The law doesn’t name a specific church but bans activities of any religious organization affiliated with management centers in an aggressor state.
The Ukrainian Orthodox Church has declared its independence from Moscow and proclaimed its loyalty to Ukraine, but a government study commission contended that the UOC remains a structural unit of the Russian Orthodox Church.
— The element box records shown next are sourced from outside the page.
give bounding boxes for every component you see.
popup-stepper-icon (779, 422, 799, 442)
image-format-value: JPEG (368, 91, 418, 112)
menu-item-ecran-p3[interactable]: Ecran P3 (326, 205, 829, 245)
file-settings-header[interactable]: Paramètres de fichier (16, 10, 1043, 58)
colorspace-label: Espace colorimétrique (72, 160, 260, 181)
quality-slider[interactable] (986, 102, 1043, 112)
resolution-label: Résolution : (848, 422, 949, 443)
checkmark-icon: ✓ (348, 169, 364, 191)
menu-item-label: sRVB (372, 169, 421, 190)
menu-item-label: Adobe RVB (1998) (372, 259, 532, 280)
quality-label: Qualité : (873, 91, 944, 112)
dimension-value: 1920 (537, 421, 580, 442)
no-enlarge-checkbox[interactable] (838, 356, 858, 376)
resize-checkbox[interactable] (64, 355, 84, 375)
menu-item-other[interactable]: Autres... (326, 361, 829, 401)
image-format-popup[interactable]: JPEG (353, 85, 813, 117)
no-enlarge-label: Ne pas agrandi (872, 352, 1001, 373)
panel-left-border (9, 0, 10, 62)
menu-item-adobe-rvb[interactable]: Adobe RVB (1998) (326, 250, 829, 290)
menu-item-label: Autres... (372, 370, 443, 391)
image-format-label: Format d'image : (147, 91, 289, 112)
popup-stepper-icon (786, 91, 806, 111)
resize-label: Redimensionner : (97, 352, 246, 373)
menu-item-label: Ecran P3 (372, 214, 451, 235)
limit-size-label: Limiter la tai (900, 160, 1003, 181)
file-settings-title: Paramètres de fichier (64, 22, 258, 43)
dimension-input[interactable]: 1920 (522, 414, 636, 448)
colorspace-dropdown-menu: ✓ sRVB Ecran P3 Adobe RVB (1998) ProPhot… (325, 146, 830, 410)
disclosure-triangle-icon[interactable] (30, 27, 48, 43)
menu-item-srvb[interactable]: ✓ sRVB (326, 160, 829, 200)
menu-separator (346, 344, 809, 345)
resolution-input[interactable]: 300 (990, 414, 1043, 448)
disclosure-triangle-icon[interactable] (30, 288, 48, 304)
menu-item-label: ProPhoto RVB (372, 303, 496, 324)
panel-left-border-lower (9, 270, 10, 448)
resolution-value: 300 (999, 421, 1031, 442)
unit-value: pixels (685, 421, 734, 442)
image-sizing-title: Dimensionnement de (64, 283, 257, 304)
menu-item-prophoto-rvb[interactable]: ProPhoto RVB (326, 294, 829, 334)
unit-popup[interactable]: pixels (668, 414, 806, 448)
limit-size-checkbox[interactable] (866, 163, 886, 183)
The other separate, but similarly-named church, Orthodox Church of Ukraine, was officially recognized as independent by Ecumenical Patriarch Bartholomew of Constantinople in 2019, but the Russian church has disputed the legitimacy of that recognition.
Metropolitan Zoria, a spokesperson of the Orthodox Church of Ukraine, said the goal of the draft law is to “protect religious freedom from being instrumentalized by the Kremlin’s dictatorship.”
He and other delegation members said there’s widespread religious freedom in Ukraine, in contrast to Russian-controlled areas, where “if you’re not loyal to a Russian government, you have no rights,” said Zoria, deputy head of the department for external church relations for the OCU.
Zoria decried statements by Moscow Patriarch Kirill of the Russian Orthodox Church, who has strongly supported the war as part of a metaphysical battle against Western liberalism and has said the Russian war dead have their sins forgiven.
“These public blessings of Russian atrocities,” Zoria said, are part of “a policy to justify the elimination of Ukrainian identity.”
Rabbi Yaakov Dov Bleich said that members of religious minorities had concerns about the law, wanting to be sure it would not be a precedent used against other religious groups. But he said he sees the need for the law. He said every religious group is at risk of being coopted by the Russians, saying he rejected overtures of Russian agents in 2005 to pay him for control and influence over Jewish life in Ukraine.
“Obviously, we’re all nervous about it,” Bleich, chief rabbi of Kyiv and Ukraine, said of the draft law. “But at the end of the day, Ukraine has to survive, Ukraine has to thrive as a democracy, and it will not happen if parts of it are going to be controlled from the enemy state.”
Members of the delegation said at the forum on October 30 that they are aware that continued U.S. aid to Ukraine faces skepticism from some American conservatives, including some American Christians who perceive Russian President Vladimir Putin as a defender of traditional values.
Rusyn said he hopes to have dialogue with fellow evangelicals in America. They need to know that in Russian-controlled areas of Ukraine, “their fellow evangelical believers are being killed on an every-day basis,” he said.
Rusyn said Ukrainian Christians know what religious repression looks like — they endured 70 years of it under Soviet rule — and that “now we do have this freedom” in Ukraine
Akhmed Tamim, supreme mufti of Ukraine and head of the Religious Administration of Ukrainian Muslims, echoed other members of the delegation.
“We don’t want anybody to destroy Ukraine like Yugoslavia,” he said. “We are part of the Ukrainian community. We defend our land.”